I talked to John about adopting an orphan, but he didn’t think it was a good idea. The idea of adding more kids into our chaotic life wasn’t appealing to him. Not to mention the cost, which was $20,000+. Oh, and I should mention my propensity to take on more than I can chew. One of John’s roles in life is to protect me from my good intentions.
Years later the kids grew up, and John was the one to bring up the idea of adoption with me. I jumped on the chance. I was SO excited about adopting a baby girl from China, but just as we turned in our paperwork, in 2008, things changed. They slowed down the number of adoptions. It looked like a 4-5 year process. I was heartbroken.
I clearly remember one day when I was crying out to God, “Why did you even put this on my heart if it’s not going to happen?” (And by “happen” I meant in the way I wanted, with the beautiful, Chinese baby girl that I imagined.) And God taught me a few things in the process:
Relinquishment. Peace came as I surrendered my will to His. I wanted a baby girl from China, asap. Instead, I relinquished my dreams to Him. I started praying, “Lord, give us the child you desire for us at the right time. It wasn’t about a cute baby. It wasn’t about me. It was about God’s perfect purposes for His men and women — and children – on earth.

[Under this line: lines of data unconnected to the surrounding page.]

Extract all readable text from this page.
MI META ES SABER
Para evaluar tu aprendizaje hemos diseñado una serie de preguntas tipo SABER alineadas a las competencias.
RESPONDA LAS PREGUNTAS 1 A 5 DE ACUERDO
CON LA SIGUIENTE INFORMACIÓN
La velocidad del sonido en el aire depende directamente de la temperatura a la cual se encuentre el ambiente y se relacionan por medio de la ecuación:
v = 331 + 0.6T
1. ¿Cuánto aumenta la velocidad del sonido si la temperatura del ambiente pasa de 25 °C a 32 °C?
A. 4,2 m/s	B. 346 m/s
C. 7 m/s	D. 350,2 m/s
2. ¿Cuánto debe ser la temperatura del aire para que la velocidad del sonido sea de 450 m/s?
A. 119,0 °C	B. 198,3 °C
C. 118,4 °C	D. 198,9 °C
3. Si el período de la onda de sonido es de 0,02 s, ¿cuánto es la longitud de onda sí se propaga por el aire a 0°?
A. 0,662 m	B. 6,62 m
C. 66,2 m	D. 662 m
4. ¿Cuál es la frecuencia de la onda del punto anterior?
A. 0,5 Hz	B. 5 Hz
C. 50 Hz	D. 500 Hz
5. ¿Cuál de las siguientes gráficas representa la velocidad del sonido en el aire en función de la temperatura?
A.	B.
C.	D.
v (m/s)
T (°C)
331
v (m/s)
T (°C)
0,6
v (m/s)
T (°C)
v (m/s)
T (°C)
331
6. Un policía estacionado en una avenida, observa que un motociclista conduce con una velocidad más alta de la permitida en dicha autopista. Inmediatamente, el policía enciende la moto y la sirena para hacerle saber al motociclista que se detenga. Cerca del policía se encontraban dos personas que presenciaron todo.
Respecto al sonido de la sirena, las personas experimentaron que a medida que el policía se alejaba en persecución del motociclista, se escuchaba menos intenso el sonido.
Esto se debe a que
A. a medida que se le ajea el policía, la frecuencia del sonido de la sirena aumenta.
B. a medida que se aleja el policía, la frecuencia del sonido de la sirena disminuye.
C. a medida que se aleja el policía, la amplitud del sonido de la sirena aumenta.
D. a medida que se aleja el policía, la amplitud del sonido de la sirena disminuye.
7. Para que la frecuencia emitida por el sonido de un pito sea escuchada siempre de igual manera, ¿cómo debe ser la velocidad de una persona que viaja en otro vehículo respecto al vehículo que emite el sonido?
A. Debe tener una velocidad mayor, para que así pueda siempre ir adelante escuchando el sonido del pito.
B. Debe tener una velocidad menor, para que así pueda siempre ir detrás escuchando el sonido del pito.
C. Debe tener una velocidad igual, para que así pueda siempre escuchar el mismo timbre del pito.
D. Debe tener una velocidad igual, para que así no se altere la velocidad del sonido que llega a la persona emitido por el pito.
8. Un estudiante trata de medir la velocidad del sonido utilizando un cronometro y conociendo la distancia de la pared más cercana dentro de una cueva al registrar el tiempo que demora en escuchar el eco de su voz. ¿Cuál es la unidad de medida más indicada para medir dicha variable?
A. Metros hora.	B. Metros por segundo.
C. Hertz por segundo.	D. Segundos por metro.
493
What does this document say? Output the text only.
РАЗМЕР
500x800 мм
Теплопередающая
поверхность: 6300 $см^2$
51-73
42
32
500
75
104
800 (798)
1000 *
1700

Trust. When I relinquished my will, God began to work. We were approached (through a friend) by a birth mom about a newborn. Were we interested? Yes! In March 2010 God gave us the most beautiful baby girl I’ve ever seen. She wasn’t the child for whom we had worked so hard, but she was a gift.
Faith. Two years later I was confronted by the idea of adoption again when our church hosted the “Arkansas Heart Gallery.” Our foyer was lined with photos of kids who needed forever homes. These were older kids; many were ethnically diverse. They were kids from the foster care system, and their parents had lost their rights. They were now wards of the state. My heart was tugged, but I questioned how interested John would be. This was a whole new thing. Adopting children with baggage and attachment issues was different than adopting a baby.

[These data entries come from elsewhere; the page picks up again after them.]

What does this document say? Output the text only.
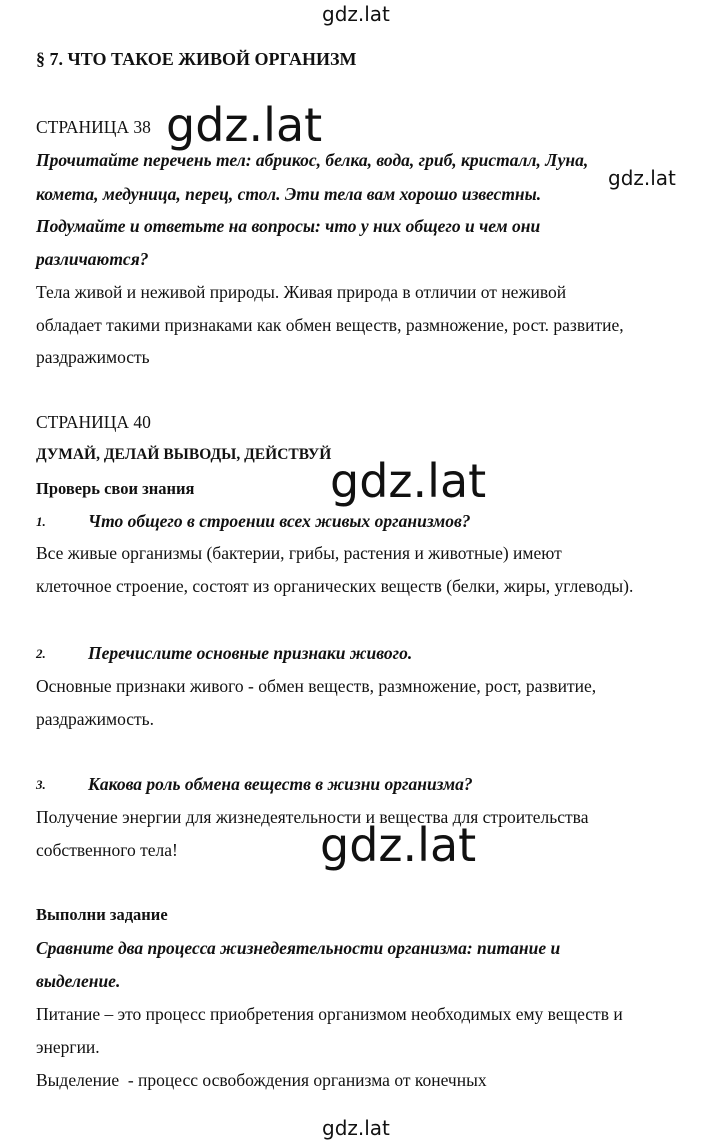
gdz.lat
gdz.lat
gdz.lat
gdz.lat
gdz.lat
gdz.lat
§ 7. ЧТО ТАКОЕ ЖИВОЙ ОРГАНИЗМ
СТРАНИЦА 38
Прочитайте перечень тел: абрикос, белка, вода, гриб, кристалл, Луна,
комета, медуница, перец, стол. Эти тела вам хорошо известны.
Подумайте и ответьте на вопросы: что у них общего и чем они
различаются?
Тела живой и неживой природы. Живая природа в отличии от неживой
обладает такими признаками как обмен веществ, размножение, рост. развитие,
раздражимость
СТРАНИЦА 40
ДУМАЙ, ДЕЛАЙ ВЫВОДЫ, ДЕЙСТВУЙ
Проверь свои знания
1. Что общего в строении всех живых организмов?
Все живые организмы (бактерии, грибы, растения и животные) имеют
клеточное строение, состоят из органических веществ (белки, жиры, углеводы).
2. Перечислите основные признаки живого.
Основные признаки живого - обмен веществ, размножение, рост, развитие,
раздражимость.
3. Какова роль обмена веществ в жизни организма?
Получение энергии для жизнедеятельности и вещества для строительства
собственного тела!
Выполни задание
Сравните два процесса жизнедеятельности организма: питание и
выделение.
Питание – это процесс приобретения организмом необходимых ему веществ и
энергии.
Выделение  - процесс освобождения организма от конечных
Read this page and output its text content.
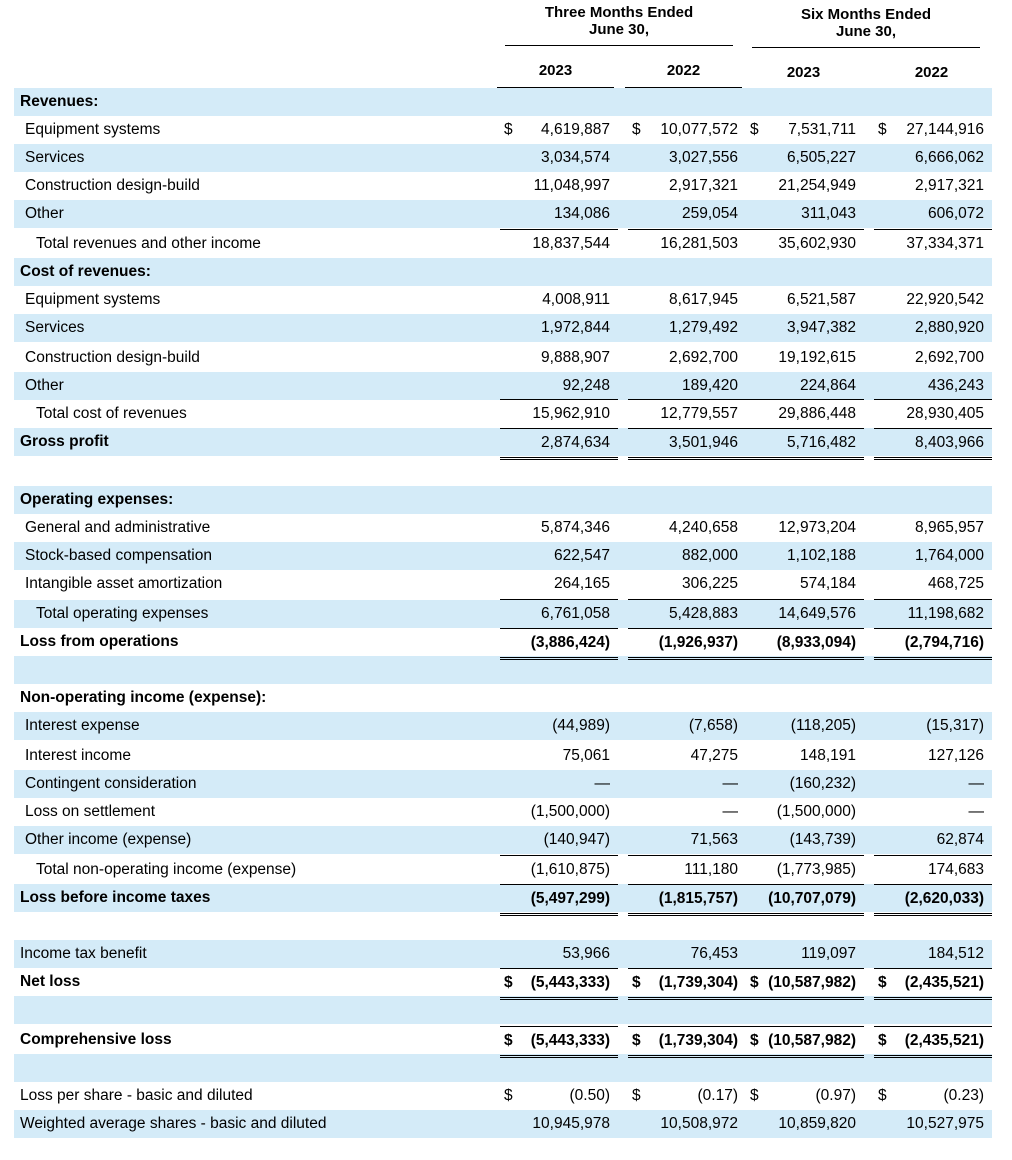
Three Months Ended
June 30,
Six Months Ended
June 30,
2023	2022	2023	2022
Revenues:
Equipment systems	$ 4,619,887 $ 10,077,572 $ 7,531,711 $ 27,144,916
Services	3,034,574	3,027,556	6,505,227	6,666,062
Construction design-build	11,048,997	2,917,321	21,254,949	2,917,321
Other	134,086	259,054	311,043	606,072
Total revenues and other income	18,837,544	16,281,503	35,602,930	37,334,371
Cost of revenues:
Equipment systems	4,008,911	8,617,945	6,521,587	22,920,542
Services	1,972,844	1,279,492	3,947,382	2,880,920
Construction design-build	9,888,907	2,692,700	19,192,615	2,692,700
Other	92,248	189,420	224,864	436,243
Total cost of revenues	15,962,910	12,779,557	29,886,448	28,930,405
Gross profit	2,874,634	3,501,946	5,716,482	8,403,966
Operating expenses:
General and administrative	5,874,346	4,240,658	12,973,204	8,965,957
Stock-based compensation	622,547	882,000	1,102,188	1,764,000
Intangible asset amortization	264,165	306,225	574,184	468,725
Total operating expenses	6,761,058	5,428,883	14,649,576	11,198,682
Loss from operations	(3,886,424)	(1,926,937) (8,933,094)	(2,794,716)
Non-operating income (expense):
Interest expense	(44,989)	(7,658)	(118,205)	(15,317)
Interest income	75,061	47,275	148,191	127,126
Contingent consideration	—	—	(160,232)	—
Loss on settlement	(1,500,000)	— (1,500,000)	—
Other income (expense)	(140,947)	71,563	(143,739)	62,874
Total non-operating income (expense)	(1,610,875)	111,180 (1,773,985)	174,683
Loss before income taxes	(5,497,299)	(1,815,757) (10,707,079)	(2,620,033)
Income tax benefit	53,966	76,453	119,097	184,512
Net loss	$ (5,443,333) $ (1,739,304) $ (10,587,982) $ (2,435,521)
Comprehensive loss	$ (5,443,333) $ (1,739,304) $ (10,587,982) $ (2,435,521)
Loss per share - basic and diluted	$	(0.50) $	(0.17) $	(0.97) $	(0.23)
Weighted average shares - basic and diluted	10,945,978	10,508,972	10,859,820	10,527,975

I mentioned children from the Heart Gallery a few times in passing, but I didn’t think much more about it until I read a book called Kisses for Katie. It was about a young woman who adopted thirteen children in Uganda. I read the book on the way to a MomLife retreat, and I was moved.
I felt God speaking to me, “If she can adopt thirteen children in a third-world country, can’t you open your home to a few more?” I felt led to ask a few friends to pray that John’s heart would be open to adopting from the foster care system.

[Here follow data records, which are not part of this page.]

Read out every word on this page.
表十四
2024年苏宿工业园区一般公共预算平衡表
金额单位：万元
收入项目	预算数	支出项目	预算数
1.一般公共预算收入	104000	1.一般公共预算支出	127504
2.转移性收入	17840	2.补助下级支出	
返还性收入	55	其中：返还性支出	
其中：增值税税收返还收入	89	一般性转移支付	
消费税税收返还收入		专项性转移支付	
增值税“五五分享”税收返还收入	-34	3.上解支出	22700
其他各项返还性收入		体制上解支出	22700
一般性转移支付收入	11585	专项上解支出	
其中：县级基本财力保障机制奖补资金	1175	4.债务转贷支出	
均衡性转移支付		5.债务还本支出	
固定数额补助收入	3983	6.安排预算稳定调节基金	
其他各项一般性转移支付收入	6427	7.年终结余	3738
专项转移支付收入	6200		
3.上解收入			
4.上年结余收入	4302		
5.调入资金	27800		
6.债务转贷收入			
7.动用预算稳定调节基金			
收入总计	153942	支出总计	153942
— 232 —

Later that night, when I called home, these were the first words out of John’s mouth, “Did you know that adopting from the foster care system is free?” As I heard my husband’s words, my faith grew. Adoption wasn’t “my” thing that I needed to “talk my husband into.” Adoption was on God’s heart.
Since then we’ve adopted two children from the foster care system, and our home is currently open to adopt more! And as I wait to hear about our new placement, God’s speaking the same things to me again:
God is the one who creates families, and I’m honored to be on this journey with God and my husband. With each step God is teaching me to trust Him — not my own ideas — about adoption.